Change Data Capture (CDC)

Change Data Capture (CDC) captures changes to YDB table rows, uses these changes to generate a changefeed, writes them to distributed storage, and provides access to these records for further processing. It uses a topic as distributed storage to efficiently store the table change log.

When adding, updating, or deleting a table row, CDC generates a change record by specifying the primary key of the row and writes it to the topic partition corresponding to this key.

Guarantees

  • Change records are sharded across topic partitions by primary key.
  • Each change is only delivered once (exactly-once delivery).
  • Changes by the same primary key are delivered to the same topic partition in the order they took place in the table.

Limitations

  • The number of topic partitions is fixed as of changefeed creation and remains unchanged (unlike tables, topics are not elastic).

  • Changefeeds support records of the following types of operations:

    • Updates
    • Deletes

    Adding rows is a special case of updates, and a record of adding a row in a changefeed will look similar to an update record.

Virtual timestamps

All changes in YDB tables are arranged according to the order in which transactions are performed. Each change is marked with a virtual timestamp which consists of two elements:

  1. Global coordinator time.
  2. Unique transaction ID.

Using these stamps, you can arrange records from different partitions of the topic relative to each other or use them for filtering (for example, to exclude old change records).

Note

By default, virtual timestamps are not uploaded to the changefeed. To enable them, use the appropriate parameter when creating a changefeed.

Record structure

Depending on the changefeed parameters, the structure of a record may differ.

A JSON record has the following structure:

{
    "key": [<key components>],
    "update": {<columns>},
    "erase": {},
    "newImage": {<columns>},
    "oldImage": {<columns>},
    "ts": [<step>, <txId>]
}
  • key: An array of primary key component values. Always present.
  • update: Update flag. Present if a record matches the update operation. In UPDATES mode, it also contains the names and values of updated columns.
  • erase: Erase flag. Present if a record matches the delete operation.
  • newImage: Row snapshot that results from its change. Present in NEW_IMAGE and NEW_AND_OLD_IMAGES modes. Contains column names and values.
  • oldImage: Row snapshot before its change. Present in OLD_IMAGE and NEW_AND_OLD_IMAGES modes. Contains column names and values.
  • ts: Virtual timestamp. Present if the VIRTUAL_TIMESTAMPS setting is enabled. Contains the value of the global coordinator time (step) and the unique transaction ID (txId).
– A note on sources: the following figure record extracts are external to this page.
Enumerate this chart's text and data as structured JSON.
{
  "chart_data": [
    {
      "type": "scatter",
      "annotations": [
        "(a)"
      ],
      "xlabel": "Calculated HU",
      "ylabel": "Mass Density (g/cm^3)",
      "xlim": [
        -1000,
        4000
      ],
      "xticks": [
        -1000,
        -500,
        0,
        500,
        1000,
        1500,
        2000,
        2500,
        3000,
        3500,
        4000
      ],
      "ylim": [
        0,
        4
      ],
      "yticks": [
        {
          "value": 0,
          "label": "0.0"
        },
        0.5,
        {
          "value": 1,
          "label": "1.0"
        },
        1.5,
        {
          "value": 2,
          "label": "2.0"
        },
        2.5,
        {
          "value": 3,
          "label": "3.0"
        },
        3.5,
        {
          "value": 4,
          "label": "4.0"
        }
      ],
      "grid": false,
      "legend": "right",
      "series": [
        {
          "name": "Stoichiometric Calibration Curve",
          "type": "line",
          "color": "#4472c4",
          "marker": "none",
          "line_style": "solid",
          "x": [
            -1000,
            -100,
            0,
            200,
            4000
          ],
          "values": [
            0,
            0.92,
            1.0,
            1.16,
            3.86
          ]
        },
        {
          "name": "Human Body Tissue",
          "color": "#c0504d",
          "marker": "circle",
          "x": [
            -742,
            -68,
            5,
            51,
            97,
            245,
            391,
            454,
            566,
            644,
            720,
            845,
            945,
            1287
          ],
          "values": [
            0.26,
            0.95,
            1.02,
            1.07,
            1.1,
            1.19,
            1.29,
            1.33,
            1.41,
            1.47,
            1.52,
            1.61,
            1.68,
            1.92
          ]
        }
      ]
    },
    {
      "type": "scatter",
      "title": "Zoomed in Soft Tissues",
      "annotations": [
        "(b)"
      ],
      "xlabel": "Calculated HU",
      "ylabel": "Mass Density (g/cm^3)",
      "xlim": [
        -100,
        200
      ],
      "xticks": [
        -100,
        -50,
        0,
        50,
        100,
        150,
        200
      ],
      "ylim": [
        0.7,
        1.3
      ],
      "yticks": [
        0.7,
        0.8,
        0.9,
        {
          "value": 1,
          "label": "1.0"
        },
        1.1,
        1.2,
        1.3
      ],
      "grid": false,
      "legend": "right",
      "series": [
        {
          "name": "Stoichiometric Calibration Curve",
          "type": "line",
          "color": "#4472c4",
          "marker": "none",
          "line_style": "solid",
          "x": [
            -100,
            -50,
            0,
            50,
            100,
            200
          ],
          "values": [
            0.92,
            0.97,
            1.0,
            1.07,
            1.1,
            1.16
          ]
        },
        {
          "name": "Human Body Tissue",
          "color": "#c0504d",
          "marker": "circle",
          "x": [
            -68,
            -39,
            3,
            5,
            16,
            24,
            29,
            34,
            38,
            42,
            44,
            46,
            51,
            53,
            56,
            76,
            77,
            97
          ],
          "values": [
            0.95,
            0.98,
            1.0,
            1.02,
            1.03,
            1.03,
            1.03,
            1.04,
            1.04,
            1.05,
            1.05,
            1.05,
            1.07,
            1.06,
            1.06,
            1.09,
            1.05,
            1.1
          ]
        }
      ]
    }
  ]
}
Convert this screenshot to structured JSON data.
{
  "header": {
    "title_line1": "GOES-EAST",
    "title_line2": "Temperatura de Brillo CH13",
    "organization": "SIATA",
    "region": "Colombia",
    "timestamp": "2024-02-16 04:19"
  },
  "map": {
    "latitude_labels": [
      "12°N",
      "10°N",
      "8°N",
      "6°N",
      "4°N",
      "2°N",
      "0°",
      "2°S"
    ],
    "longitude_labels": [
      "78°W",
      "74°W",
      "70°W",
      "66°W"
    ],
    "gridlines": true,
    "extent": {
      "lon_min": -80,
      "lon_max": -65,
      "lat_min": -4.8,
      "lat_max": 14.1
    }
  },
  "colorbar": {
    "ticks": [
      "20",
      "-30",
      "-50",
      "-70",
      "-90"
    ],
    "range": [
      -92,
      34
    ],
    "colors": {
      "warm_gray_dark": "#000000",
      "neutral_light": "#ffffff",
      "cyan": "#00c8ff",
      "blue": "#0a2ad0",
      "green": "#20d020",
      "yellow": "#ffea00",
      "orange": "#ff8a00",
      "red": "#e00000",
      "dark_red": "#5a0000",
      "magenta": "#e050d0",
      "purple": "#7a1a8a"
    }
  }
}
Sample record of an update in UPDATES mode:

{
   "key": [1, "one"],
   "update": {
       "payload": "lorem ipsum",
       "date": "2022-02-22"
   }
}

Record of an erase:

{
   "key": [2, "two"],
   "erase": {}
}

Record with row snapshots:

{
   "key": [1, 2, 3],
   "update": {},
   "newImage": {
       "textColumn": "value1",
       "intColumn": 101,
       "boolColumn": true
   },
   "oldImage": {
       "textColumn": null,
       "intColumn": 100,
       "boolColumn": false
   }
}

Record with virtual timestamps:

{
   "key": [1],
   "update": {
       "created": "2022-12-12T00:00:00.000000Z",
       "customer": "Name123"
   },
   "ts": [1670792400, 562949953607163]
}

Note

  • The same record may not contain the update and erase fields simultaneously, since these fields are operation flags (you can't update and erase a table row at the same time). However, each record contains one of these fields (any operation is either an update or erase).
  • In UPDATES mode, the update field for update operations is an operation flag (update) and contains the names and values of updated columns.
  • JSON object fields containing column names and values (newImage, oldImage, and update in UPDATES mode), do not include the columns that are primary key components.
  • If a record contains the erase field (indicating that the record matches the erase operation), this is always an empty JSON object ({}).

Record retention period

By default, records are stored in the changefeed for 24 hours from the time they are sent. Depending on usage scenarios, the retention period can be reduced or increased up to 30 days.

Warning

Records whose retention time has expired are deleted, regardless of whether they were processed (read) or not.

Deleting records before they are processed by the client will cause offset skips, which means that the offsets of the last record read from the partition and the earliest available record will differ by more than one.

Creating and deleting a changefeed

You can add a changefeed to an existing table or delete it using the ADD CHANGEFEED and DROP CHANGEFEED directives of the YQL ALTER TABLE statement. When deleting a table, the changefeed added to it is also deleted.

CDC purpose and use

For information about using CDC when developing apps, see best practices.